EFloat: Entropy-coded Floating Point Format for Deep LearningDownload PDF

21 May 2021 (modified: 08 Sept 2024)NeurIPS 2021 SubmittedReaders: Everyone
Keywords: Floating point representations, Huffman Encoding, Vector Embedding
TL;DR: A new floating point format for NLP models with variable width encoding of the exponent field using the Huffman encoding method.

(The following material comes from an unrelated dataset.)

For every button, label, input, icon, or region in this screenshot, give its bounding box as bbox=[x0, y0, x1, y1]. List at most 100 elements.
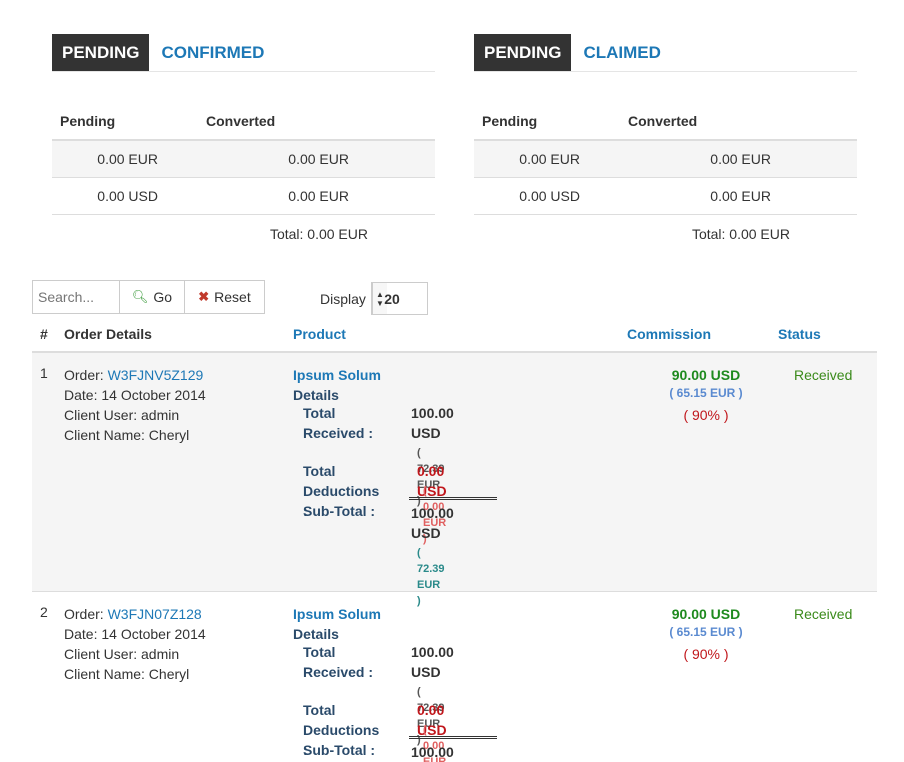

Abstract: In a large class of deep learning models, specifically vector embedding models in NLP, we observe that floating point exponent values tend to cluster around few unique values, presenting entropy encoding opportunities. The proposed EFloat floating point number format encodes frequent exponent values and signs with Huffman codes to minimize the average exponent field width while keeping the original exponent range unchanged. Saved bits then become available to the significand increasing the EFloat numeric precision on average by 4.3 bits compared to other low-precision floating point formats of equal bit budget. We currently use the EFloat format for compressing and saving memory used in large NLP deep learning models while I/O and memory bandwidth savings in GPUs and AI accelerators are also possible. Using RMS-error as a precision metric, we demonstrate that EFloat provides more accurate floating point representation than other formats with the same bit budget. EF12 with 12-bit budget has less end-to-end application error than the 16-bit BF16. EF16 RMS-error is 17 to 35 times less than BF16 RMS-error for a range of datasets. Using the NDCG metric for evaluating ranked results of similarity and dissimilarity queries in NLP, we demonstrate that EFloat matches the result quality of other floating point representations with larger bit budgets.